Siamo ora nel bel mezzo della più grande crisi economica e finanziaria dagli anni ’30 del secolo scorso. In un mondo che ha le potenzialità per produrre abbastanza cibo, vestiario, abitazioni e altre amenità di vita per tutti, le fabbriche stanno chiudendo, i lavoratori vengono licenziati, la disoccupazione sta crescendo, le case vengono espropriate e la gente deve tirare la cinghia. Ci sono infatti già ufficialmente registrati 16 milioni di disoccupati nella UE. All’esterno dell’Europa la situazione è peggiore e la gente sta insorgendo perché non può permettersi perfino le necessità di vita fondamentali.
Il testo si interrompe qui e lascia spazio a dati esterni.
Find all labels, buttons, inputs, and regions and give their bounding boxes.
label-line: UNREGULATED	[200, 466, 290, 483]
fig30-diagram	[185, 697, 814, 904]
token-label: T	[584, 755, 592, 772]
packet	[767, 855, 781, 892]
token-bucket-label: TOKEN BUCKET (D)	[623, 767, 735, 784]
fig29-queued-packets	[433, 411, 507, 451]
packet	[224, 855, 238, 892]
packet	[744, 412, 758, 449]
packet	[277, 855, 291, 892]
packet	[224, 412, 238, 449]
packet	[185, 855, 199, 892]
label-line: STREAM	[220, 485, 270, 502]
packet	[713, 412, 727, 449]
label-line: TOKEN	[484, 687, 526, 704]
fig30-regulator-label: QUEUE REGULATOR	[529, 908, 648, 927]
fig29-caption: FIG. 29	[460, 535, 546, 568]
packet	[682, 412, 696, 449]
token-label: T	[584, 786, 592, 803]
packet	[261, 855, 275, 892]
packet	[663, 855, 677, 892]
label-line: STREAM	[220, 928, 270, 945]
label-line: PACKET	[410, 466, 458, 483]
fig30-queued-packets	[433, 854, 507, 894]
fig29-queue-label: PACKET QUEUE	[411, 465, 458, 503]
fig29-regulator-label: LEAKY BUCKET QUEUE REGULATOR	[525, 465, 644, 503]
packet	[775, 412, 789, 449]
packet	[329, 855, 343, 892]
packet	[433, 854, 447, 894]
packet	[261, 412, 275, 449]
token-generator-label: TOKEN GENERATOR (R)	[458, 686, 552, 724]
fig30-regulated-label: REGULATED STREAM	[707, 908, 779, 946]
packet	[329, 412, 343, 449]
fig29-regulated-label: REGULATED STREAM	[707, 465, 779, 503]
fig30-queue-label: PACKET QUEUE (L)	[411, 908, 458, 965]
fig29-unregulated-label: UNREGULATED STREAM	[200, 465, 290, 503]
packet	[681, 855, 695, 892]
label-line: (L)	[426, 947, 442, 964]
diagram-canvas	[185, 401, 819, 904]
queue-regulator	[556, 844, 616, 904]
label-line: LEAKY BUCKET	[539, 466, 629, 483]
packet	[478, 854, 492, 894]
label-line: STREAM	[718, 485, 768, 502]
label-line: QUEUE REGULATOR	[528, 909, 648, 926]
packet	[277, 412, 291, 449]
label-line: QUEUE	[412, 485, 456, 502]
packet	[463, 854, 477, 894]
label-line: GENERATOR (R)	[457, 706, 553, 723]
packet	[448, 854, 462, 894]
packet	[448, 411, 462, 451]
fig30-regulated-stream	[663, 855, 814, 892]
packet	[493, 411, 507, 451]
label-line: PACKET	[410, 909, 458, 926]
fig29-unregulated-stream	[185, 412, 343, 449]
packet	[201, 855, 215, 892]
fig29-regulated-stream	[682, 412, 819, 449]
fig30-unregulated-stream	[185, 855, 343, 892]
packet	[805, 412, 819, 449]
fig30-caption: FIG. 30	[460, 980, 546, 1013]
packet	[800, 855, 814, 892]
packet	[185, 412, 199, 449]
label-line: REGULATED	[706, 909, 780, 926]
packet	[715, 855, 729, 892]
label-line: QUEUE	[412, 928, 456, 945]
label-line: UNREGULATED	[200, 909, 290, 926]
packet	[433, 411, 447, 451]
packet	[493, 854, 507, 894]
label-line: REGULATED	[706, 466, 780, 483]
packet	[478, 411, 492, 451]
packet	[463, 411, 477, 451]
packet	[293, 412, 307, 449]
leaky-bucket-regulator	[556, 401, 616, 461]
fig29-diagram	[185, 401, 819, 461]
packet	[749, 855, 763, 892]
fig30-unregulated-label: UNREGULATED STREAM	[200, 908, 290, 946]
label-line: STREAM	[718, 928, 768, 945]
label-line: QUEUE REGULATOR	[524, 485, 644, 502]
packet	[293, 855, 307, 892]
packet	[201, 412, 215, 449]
Il capitalismo nei periodi relativamente “buoni” è già abbastanza dannoso, ma in una crisi economica mostra chiaramente a tutti che non è un sistema adeguato per venire incontro ai bisogni della gente. È un sistema basato sulla ricerca di profitti, dove prevale la severa legge economica del “niente profitto, niente produzione”. È perché l’avventata ricerca di profitti ha portato a una situazione in cui non è possibile fare profitti allo stesso tasso di prima che quelli che possiedono e controllano i luoghi dove la ricchezza viene prodotta sono entrati in sciopero – impedendo che questi luoghi siano usati per produrre ciò di cui le persone hanno bisogno, alcune disperatamente. Cosicché, come negli anni ’30, è ancora la povertà ad avere la meglio sulla potenziale abbondanza. Tagli nella produzione accanto a bisogni non soddisfatti. Perché dovremmo sopportare tutto questo?
Ma quello è il modo in cui il capitalismo funziona, e deve funzionare. I politicanti al governo non sanno veramente cosa fare, non che possano fare molto per cambiare la situazione, comunque. Sperano soltanto che le misure antipanico che hanno preso funzioneranno. In Gran Bretagna il governo laburista sta facendo scelte per uscire dalla crisi che sono già state provate in passato e che non hanno mai funzionato. La crisi finirà soltanto quando le condizioni per la produzione proficua saranno state ricreate, e ciò richiede che le retribuzioni reali diminuiscano notevolmente e che le imprese che non producono profitti falliscano. Quindi non c’è modo di evitare i fallimenti, i tagli e i licenziamenti, qualsiasi cosa faccia il governo.
Cosa può essere fatto? Niente all’interno del sistema del profitto. Esso non può essere riparato, quindi deve essere terminato. Ma questo è qualcosa che dobbiamo fare noi stessi. I politicanti di carriera, con le loro vuote promesse e futili misure, non possono fare niente per noi. Abbiamo la necessità di organizzarci per passare a un nuovo sistema dove i beni e i servizi sono prodotti per venire incontro ai bisogni della gente. Ma possiamo produrre ciò di cui abbiamo bisogno solamente se controlliamo i luoghi di produzione. Quindi questi devono essere tolti dalle mani degli individui ricchi, delle società private e degli stati che ora li controllano, per farli diventare l’eredità di tutti, sotto il nostro controllo democratico.
In breve, il socialismo nel suo significato originale (che non ha niente a che fare con il capitalismo di stato fallimentare che esisteva in Russia o con quello che esiste ancora oggi in Cina e Cuba) ossia una società basata sulla proprietà comune, sul controllo democratico e sulla produzione per l’uso non per il profitto, con i beni e i servizi disponibili secondo il principio “da ognuno secondo le proprie capacità, a ognuno secondo i propri bisogni”.